The key to this dish is marinating the meat in the spice mixture for at least an hour so that the flavors soak into the chicken and it stays very moist. I loved all of the flavors in this dish!

Marinating: 1-4 hours
Prep time: 15 minutes
Cook time: 15 minutes
Serves 2 plus leftovers
Five Spice Chicken
1/2 tbsp. kosher salt
1 tsp. finely grated black pepper
1 large red chile, seeded and finely minced
1/2 tsp. chinese five spice powder
2 chicken breasts, cut into 1 inch pieces
1 tbsp. vegetable oil, divided
7 oz. broccolini, trimmed and halved
Combine salt, pepper, five spice powder and minced chile. Toss the chicken in the mixture to coat. Can be refrigerated up to 4 hours for maximum flavor.
Heat half the oil in a large skillet over high heat. Add the chicken and cook for 7 minutes, or until cooked through, stirring occasionally. Remove from the pan and keep warm on a plate with tin foil.
Add the other 1/2 tbsp. oil to the pan. Cook the broccolini for 4-5 minutes or until tender. Add the chicken back to the pan and stir together for 30 seconds.
Peanut and Coriander Noodles
7 oz. (half a box) dry rice noodles, recommended Thai Kitchen Brand
1 tbsp. vegetable oil
1/2 c. unsalted roasted peanuts, chopped
1 large red chile, seeded and minced
1/2 tbsp. grated ginger (with a micro-plane)
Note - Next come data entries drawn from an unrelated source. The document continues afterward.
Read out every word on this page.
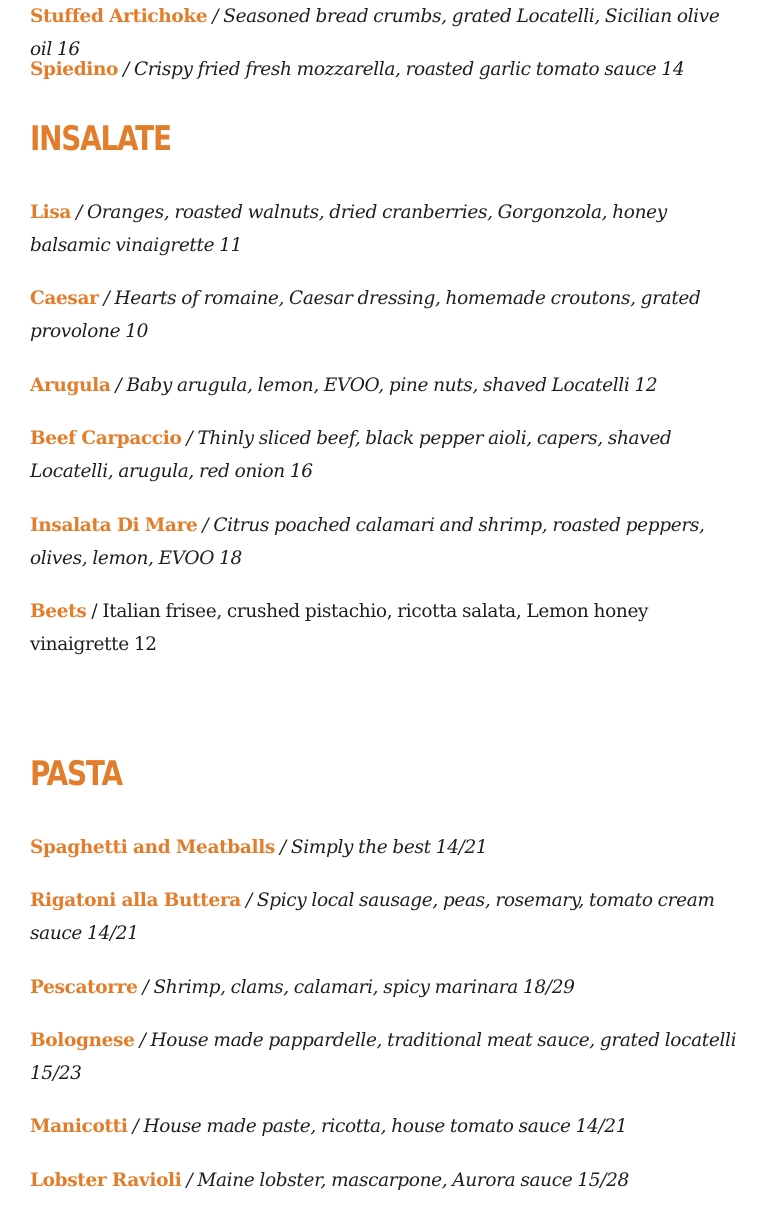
Stuffed Artichoke / Seasoned bread crumbs, grated Locatelli, Sicilian olive oil 16

Spiedino / Crispy fried fresh mozzarella, roasted garlic tomato sauce 14

INSALATE

Lisa / Oranges, roasted walnuts, dried cranberries, Gorgonzola, honey balsamic vinaigrette 11

Caesar / Hearts of romaine, Caesar dressing, homemade croutons, grated provolone 10

Arugula / Baby arugula, lemon, EVOO, pine nuts, shaved Locatelli 12

Beef Carpaccio / Thinly sliced beef, black pepper aioli, capers, shaved Locatelli, arugula, red onion 16

Insalata Di Mare / Citrus poached calamari and shrimp, roasted peppers, olives, lemon, EVOO 18

Beets / Italian frisee, crushed pistachio, ricotta salata, Lemon honey vinaigrette 12

PASTA

Spaghetti and Meatballs / Simply the best 14/21

Rigatoni alla Buttera / Spicy local sausage, peas, rosemary, tomato cream sauce 14/21

Pescatorre / Shrimp, clams, calamari, spicy marinara 18/29

Bolognese / House made pappardelle, traditional meat sauce, grated locatelli 15/23

Manicotti / House made paste, ricotta, house tomato sauce 14/21

Lobster Ravioli / Maine lobster, mascarpone, Aurora sauce 15/28
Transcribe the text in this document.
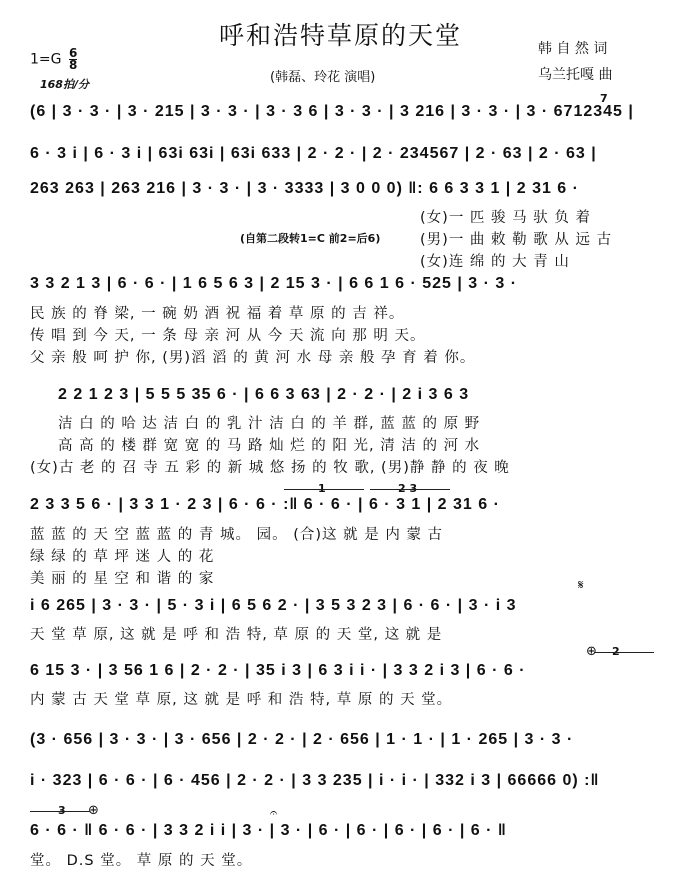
呼和浩特草原的天堂
$1=G \frac{6}{8}$
(韩磊、玲花 演唱)
韩 自 然 词
乌兰托嘎 曲
168拍/分
(6 | 3 · 3 · | 3 · 215 | 3 · 3 · | 3 · 3 6 | 3 · 3 · | 3 216 | 3 · 3 · | 3 · 6712345 |
7
6 · 3 i | 6 · 3 i | 63i 63i | 63i 633 | 2 · 2 · | 2 · 234567 | 2 · 63 | 2 · 63 |
263 263 | 263 216 | 3 · 3 · | 3 · 3333 | 3 0 0 0) ‖: 6 6 3 3 1 | 2 31 6 ·
(女)一 匹 骏 马 驮 负 着
(自第二段转1=C 前2=后6)	(男)一 曲 敕 勒 歌 从 远 古
(女)连 绵 的 大 青 山
3 3 2 1 3 | 6 · 6 · | 1 6 5 6 3 | 2 15 3 · | 6 6 1 6 · 525 | 3 · 3 ·
民 族 的 脊 梁, 一 碗 奶 酒 祝 福 着 草 原 的 吉 祥。
传 唱 到 今 天, 一 条 母 亲 河 从 今 天 流 向 那 明 天。
父 亲 般 呵 护 你, (男)滔 滔 的 黄 河 水 母 亲 般 孕 育 着 你。
2 2 1 2 3 | 5 5 5 35 6 · | 6 6 3 63 | 2 · 2 · | 2 i 3 6 3
洁 白 的 哈 达 洁 白 的 乳 汁 洁 白 的 羊 群, 蓝 蓝 的 原 野
高 高 的 楼 群 宽 宽 的 马 路 灿 烂 的 阳 光, 清 洁 的 河 水
(女)古 老 的 召 寺 五 彩 的 新 城 悠 扬 的 牧 歌, (男)静 静 的 夜 晚
1	2 3
2 3 3 5 6 · | 3 3 1 · 2 3 | 6 · 6 · :‖ 6 · 6 · | 6 · 3 1 | 2 31 6 ·
蓝 蓝 的 天 空 蓝 蓝 的 青 城。 园。 (合)这 就 是 内 蒙 古
绿 绿 的 草 坪 迷 人 的 花
美 丽 的 星 空 和 谐 的 家	𝄋
i 6 265 | 3 · 3 · | 5 · 3 i | 6 5 6 2 · | 3 5 3 2 3 | 6 · 6 · | 3 · i 3
天 堂 草 原, 这 就 是 呼 和 浩 特, 草 原 的 天 堂, 这 就 是
⊕ 2
6 15 3 · | 3 56 1 6 | 2 · 2 · | 35 i 3 | 6 3 i i · | 3 3 2 i 3 | 6 · 6 ·
内 蒙 古 天 堂 草 原, 这 就 是 呼 和 浩 特, 草 原 的 天 堂。
(3 · 656 | 3 · 3 · | 3 · 656 | 2 · 2 · | 2 · 656 | 1 · 1 · | 1 · 265 | 3 · 3 ·
i · 323 | 6 · 6 · | 6 · 456 | 2 · 2 · | 3 3 235 | i · i · | 332 i 3 | 66666 0) :‖
3 ⊕	𝄐
6 · 6 · ‖ 6 · 6 · | 3 3 2 i i | 3 · | 3 · | 6 · | 6 · | 6 · | 6 · | 6 · ‖
堂。 D.S 堂。 草 原 的 天 堂。
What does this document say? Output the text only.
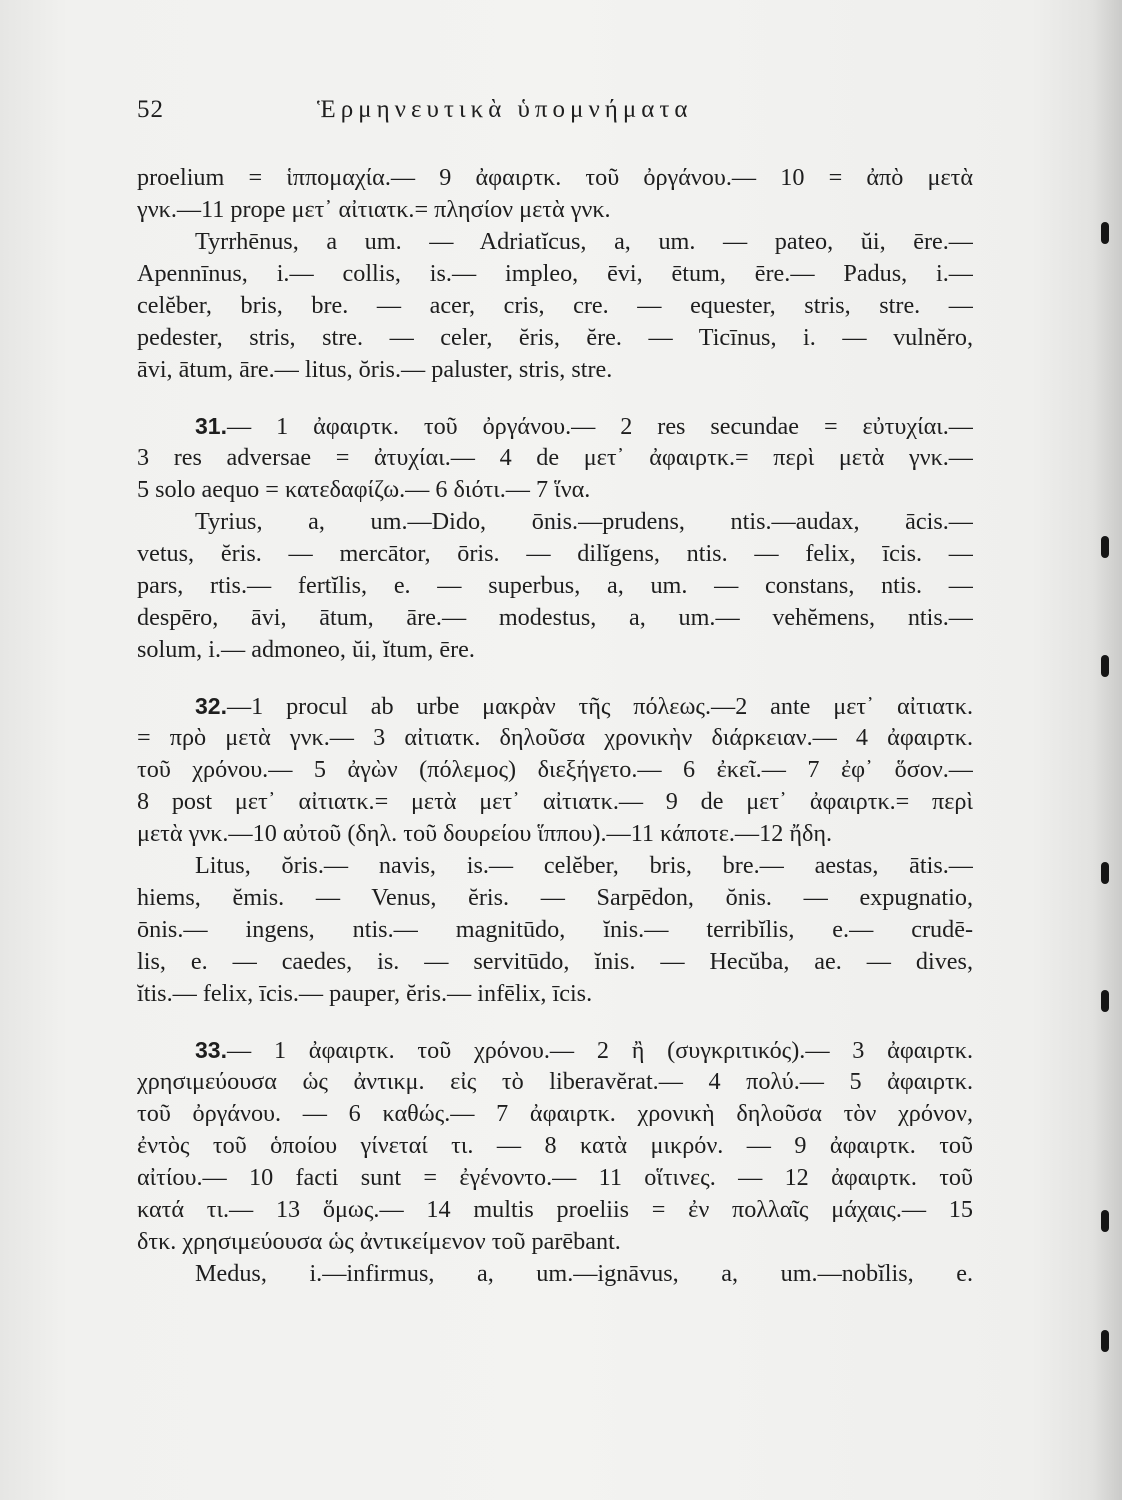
52	Ἑρμηνευτικὰ ὑπομνήματα
proelium = ἱππομαχία.— 9 ἀφαιρτκ. τοῦ ὀργάνου.— 10 = ἀπὸ μετὰ
γνκ.—11 prope μετ᾽ αἰτιατκ.= πλησίον μετὰ γνκ.
Tyrrhēnus, a um. — Adriatĭcus, a, um. — pateo, ŭi, ēre.—
Apennīnus, i.— collis, is.— impleo, ēvi, ētum, ēre.— Padus, i.—
celĕber, bris, bre. — acer, cris, cre. — equester, stris, stre. —
pedester, stris, stre. — celer, ĕris, ĕre. — Ticīnus, i. — vulnĕro,
āvi, ātum, āre.— litus, ŏris.— paluster, stris, stre.
31.— 1 ἀφαιρτκ. τοῦ ὀργάνου.— 2 res secundae = εὐτυχίαι.—
3 res adversae = ἀτυχίαι.— 4 de μετ᾽ ἀφαιρτκ.= περὶ μετὰ γνκ.—
5 solo aequo = κατεδαφίζω.— 6 διότι.— 7 ἵνα.
Tyrius, a, um.—Dido, ōnis.—prudens, ntis.—audax, ācis.—
vetus, ĕris. — mercātor, ōris. — dilĭgens, ntis. — felix, īcis. —
pars, rtis.— fertĭlis, e. — superbus, a, um. — constans, ntis. —
despēro, āvi, ātum, āre.— modestus, a, um.— vehĕmens, ntis.—
solum, i.— admoneo, ŭi, ĭtum, ēre.
32.—1 procul ab urbe μακρὰν τῆς πόλεως.—2 ante μετ᾽ αἰτιατκ.
= πρὸ μετὰ γνκ.— 3 αἰτιατκ. δηλοῦσα χρονικὴν διάρκειαν.— 4 ἀφαιρτκ.
τοῦ χρόνου.— 5 ἀγὼν (πόλεμος) διεξήγετο.— 6 ἐκεῖ.— 7 ἐφ᾽ ὅσον.—
8 post μετ᾽ αἰτιατκ.= μετὰ μετ᾽ αἰτιατκ.— 9 de μετ᾽ ἀφαιρτκ.= περὶ
μετὰ γνκ.—10 αὐτοῦ (δηλ. τοῦ δουρείου ἵππου).—11 κάποτε.—12 ἤδη.
Litus, ŏris.— navis, is.— celĕber, bris, bre.— aestas, ātis.—
hiems, ĕmis. — Venus, ĕris. — Sarpēdon, ŏnis. — expugnatio,
ōnis.— ingens, ntis.— magnitūdo, ĭnis.— terribĭlis, e.— crudē-
lis, e. — caedes, is. — servitūdo, ĭnis. — Hecŭba, ae. — dives,
ĭtis.— felix, īcis.— pauper, ĕris.— infēlix, īcis.
33.— 1 ἀφαιρτκ. τοῦ χρόνου.— 2 ἢ (συγκριτικός).— 3 ἀφαιρτκ.
χρησιμεύουσα ὡς ἀντικμ. εἰς τὸ liberavĕrat.— 4 πολύ.— 5 ἀφαιρτκ.
τοῦ ὀργάνου. — 6 καθώς.— 7 ἀφαιρτκ. χρονικὴ δηλοῦσα τὸν χρόνον,
ἐντὸς τοῦ ὁποίου γίνεταί τι. — 8 κατὰ μικρόν. — 9 ἀφαιρτκ. τοῦ
αἰτίου.— 10 facti sunt = ἐγένοντο.— 11 οἵτινες. — 12 ἀφαιρτκ. τοῦ
κατά τι.— 13 ὅμως.— 14 multis proeliis = ἐν πολλαῖς μάχαις.— 15
δτκ. χρησιμεύουσα ὡς ἀντικείμενον τοῦ parēbant.
Medus, i.—infirmus, a, um.—ignāvus, a, um.—nobĭlis, e.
3 green onions, sliced thinly on an angle
3/4 tbsp. fish sauce, recommended Thai Kitchen Brand
1/2 lime, juiced
1/4 c. mint leaves
1/2 c. cilantro leaves
Soak the noodles in boiling water for 5 minutes. Drain. Heat the oil in a frying pan over high heat. Add the peanuts, ginger, and chili and cook for 2 minutes. Toss together the peanut mixture with the rest of the ingredients. Serve warm.